Batching means processing multiple training sequences together in one step. For LLM training, it is one of the most important knobs for both speed and memory use.

Larger batches usually improve throughput because they let the GPU do more work per step and amortize overhead better.

The batching overview in the repo shows how multiple sequences are packed into the same training step

But batching is not free. As batch size grows, the model has to hold activations for more sequences at once, so memory usage rises. That means batch size competes directly with:

  • context length
  • model size
  • precision choice

The repo’s training-speed material makes this tradeoff concrete. Increasing batch size was one of the final throughput optimizations, but it also pushed reserved memory back up substantially.

So the usual pattern is:

  • small batch: easier to fit in memory, but worse hardware utilization
  • larger batch: faster tokens per second, but higher memory demand

The performance tips material in the repo treats batch size as one of the last practical scaling levers after other optimizations are already in place

Another subtle point is optimization behavior.

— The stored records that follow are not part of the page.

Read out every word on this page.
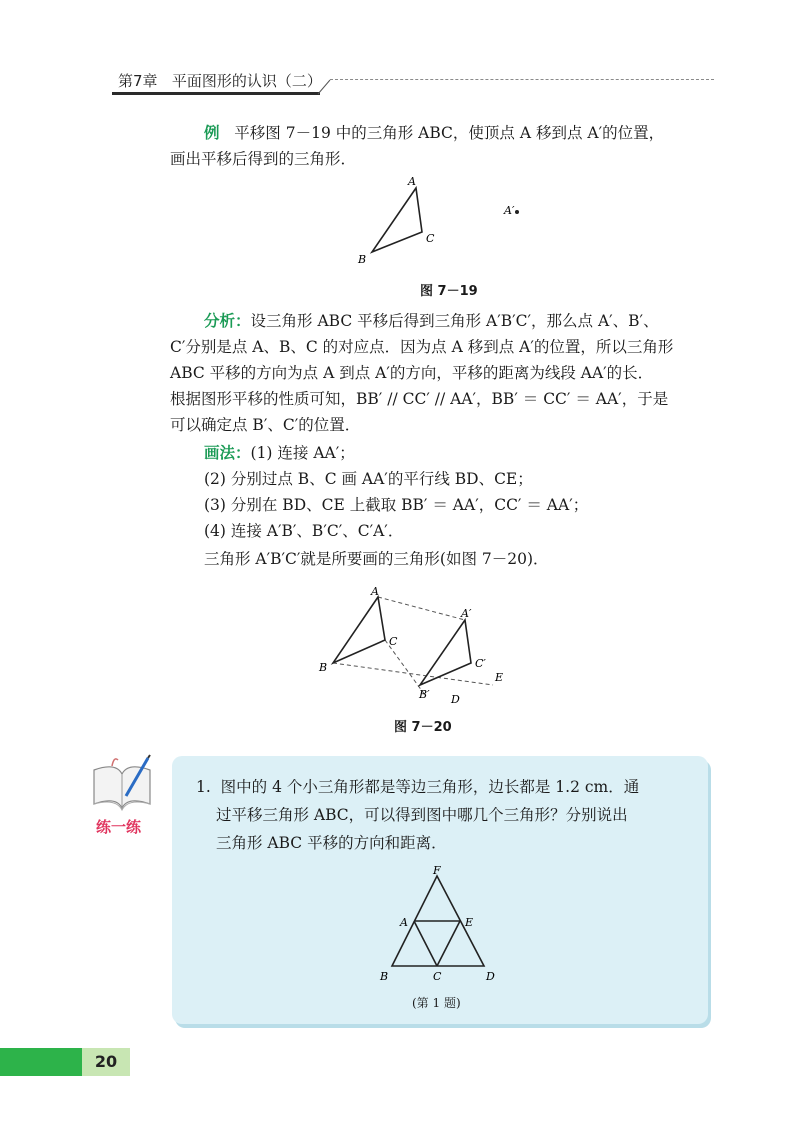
第7章 平面图形的认识（二）
例 平移图 7－19 中的三角形 ABC，使顶点 A 移到点 A′的位置，
画出平移后得到的三角形．
A
B
C
A′
图 7－19
分析：设三角形 ABC 平移后得到三角形 A′B′C′，那么点 A′、B′、
C′分别是点 A、B、C 的对应点．因为点 A 移到点 A′的位置，所以三角形
ABC 平移的方向为点 A 到点 A′的方向，平移的距离为线段 AA′的长．
根据图形平移的性质可知，BB′ // CC′ // AA′，BB′ ＝ CC′ ＝ AA′，于是
可以确定点 B′、C′的位置．
画法：(1) 连接 AA′；
(2) 分别过点 B、C 画 AA′的平行线 BD、CE；
(3) 分别在 BD、CE 上截取 BB′ ＝ AA′，CC′ ＝ AA′；
(4) 连接 A′B′、B′C′、C′A′．
三角形 A′B′C′就是所要画的三角形(如图 7－20)．
A
B
C
A′
B′
C′
D
E
图 7－20
练一练
1. 图中的 4 个小三角形都是等边三角形，边长都是 1.2 cm．通
过平移三角形 ABC，可以得到图中哪几个三角形？分别说出
三角形 ABC 平移的方向和距离．
F
A	E
B	C	D
(第 1 题)
20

Very large effective batch sizes can change gradient noise and may require learning-rate retuning. So batching affects not only hardware efficiency but sometimes training dynamics as well.

When memory is tight, a common workaround is gradient accumulation. That keeps the per-step batch small enough to fit while simulating a larger effective batch over multiple mini-steps.

In short, larger batches usually speed up LLM training by improving hardware utilization, but they also raise memory usage, so batch size is always part of a tradeoff with context length, model size, and training stability.